Un passaggio chiave riguarda anche il Vaticano, e in particolare Papa Paolo VI. Il pontefice fu il promotore di iniziative concrete per salvare Moro vivo, ma – secondo nuovi riscontri riportati dal magistrato – fu ostacolato dall’interno della stessa Curia e da forze esterne, che mal sopportavano l’idea di una trattativa. Non meno rilevanti sono gli attacchi occulti ai vertici della Banca d’Italia, ritenuti vicini alla visione politica e monetaria di Moro.

Un piano parallelo avrebbe mirato a smantellare non solo un uomo ma anche una linea di indirizzo politico-economico autonomo, in un’Italia attraversata da spinte destabilizzanti. Alcune testimonianze contenute nei fascicoli delle Commissioni Moro 2 e Antimafia parlano di brigatisti a piede libero, mai processati né citati nei principali procedimenti, nonostante prove evidenti del loro coinvolgimento nella strage di via Fani. Altre fonti rivelano una collaborazione segreta tra il Generale Dalla Chiesa e il giornalista Mino Pecorelli, ucciso anch’egli in circostanze mai del tutto chiarite.

L’elemento forse più destabilizzante è la contraddizione tra l’autopsia ufficiale di Aldo Moro e le dichiarazioni dei brigatisti: le lesioni riscontrate non coincidono con le ricostruzioni fornite dai terroristi, sollevando dubbi su dove e da chi Moro sia stato realmente ucciso. A corroborare il quadro, la relazione conclusiva della Commissione Parlamentare Antimafia (gennaio 2023) ha sollecitato ben otto Procure italiane, in primis quella di Roma, a riaprire le indagini per verificare responsabilità omesse o occultate.

Una raccomandazione pesante, che segna un punto di svolta nella storia giudiziaria italiana. I coperchi del diavolo su Aldo Moro, libro del giudice tributario Raffaele Di Ruberto, contiene – come egli stesso ha sottolineato – una prova documentale inedita e dirompente, che non ha solo valore storiografico, ma mira a scardinare una verità di comodo, sedimentata da decenni di omissioni, manipolazioni e compromessi. Non è solo una questione di memoria.

È una questione di verità, giustizia e dignità nazionale.
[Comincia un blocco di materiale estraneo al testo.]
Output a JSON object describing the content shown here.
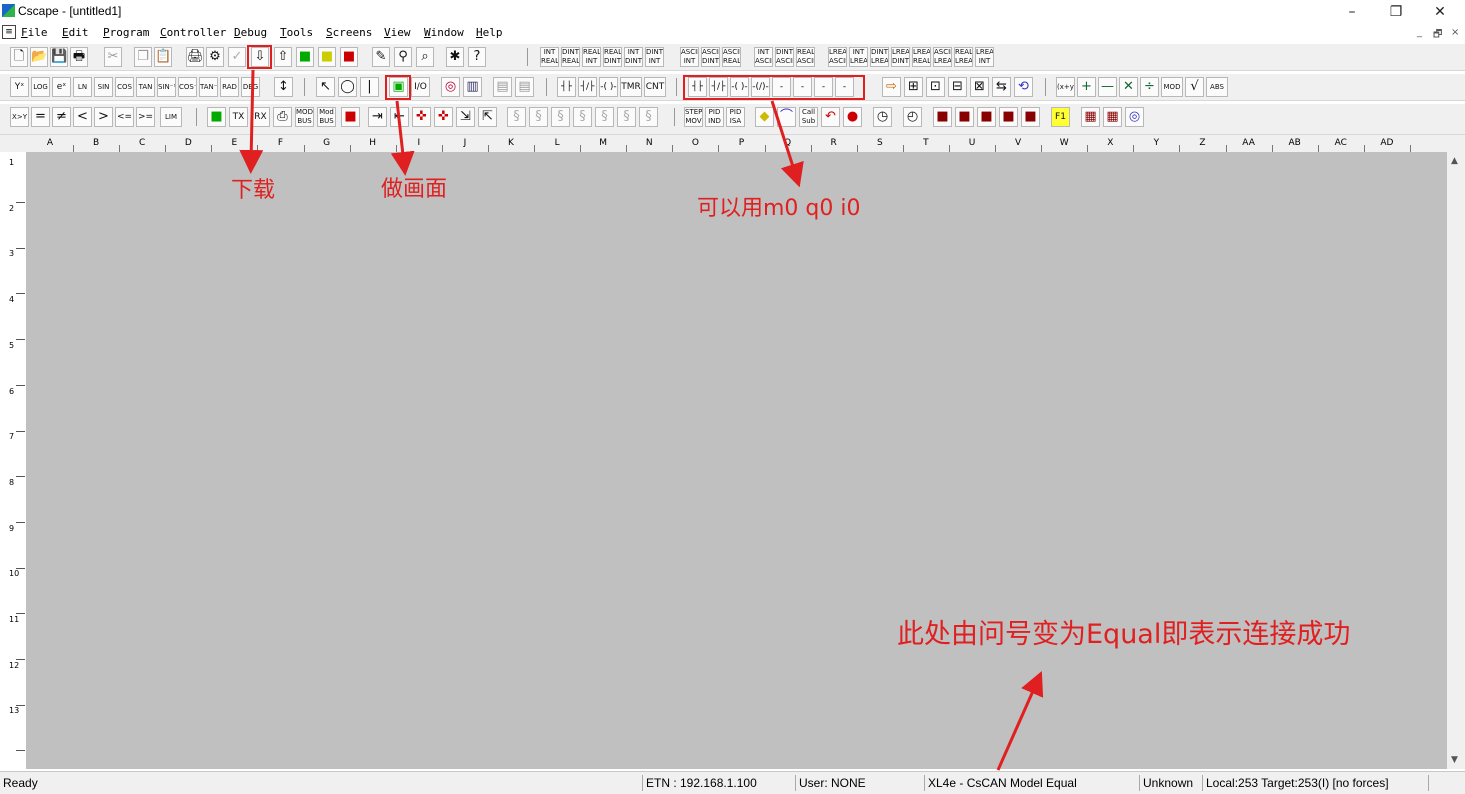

Ma è nella parte finale dell’inchiesta che si arriva al cuore più sconvolgente della rivelazione: secondo i documenti e i tracciati esaminati, Aldo Moro non fu ucciso in via Caetani dalle Brigate Rosse, come da narrazione ufficiale, ma giustiziato in un secondo momento, in un altro luogo, su ordine di un vertice esterno al gruppo armato, riconducibile a una struttura parallela di intelligence legata ai servizi segreti deviati italiani e internazionali, con la connivenza di apparati dello Stato.

Il nome che emerge – con indizi gravi, precisi e concordanti – è quello di Stefano Giovannone, agente del Sismi, come dichiarato da Raffaele Di Ruberto, ufficialmente in pensione al tempo del delitto ma, come dimostrano intercettazioni e testimonianze mai rese pubbliche, ancora attivo e operativo. Sarebbe stato proprio lui a coordinare, insieme ad altri uomini non appartenenti alle BR, la fase finale dell’eliminazione fisica di Moro, temuto per la sua indipendenza politica e per la sua visione di apertura verso il Pci. Un’esecuzione non solo politica, ma anche simbolica, finalizzata a impedire un cambiamento epocale nella struttura del potere italiano. Aldo Moro, oggi più che mai, appare come il martire di una democrazia tradita, la cui morte grida ancora giustizia.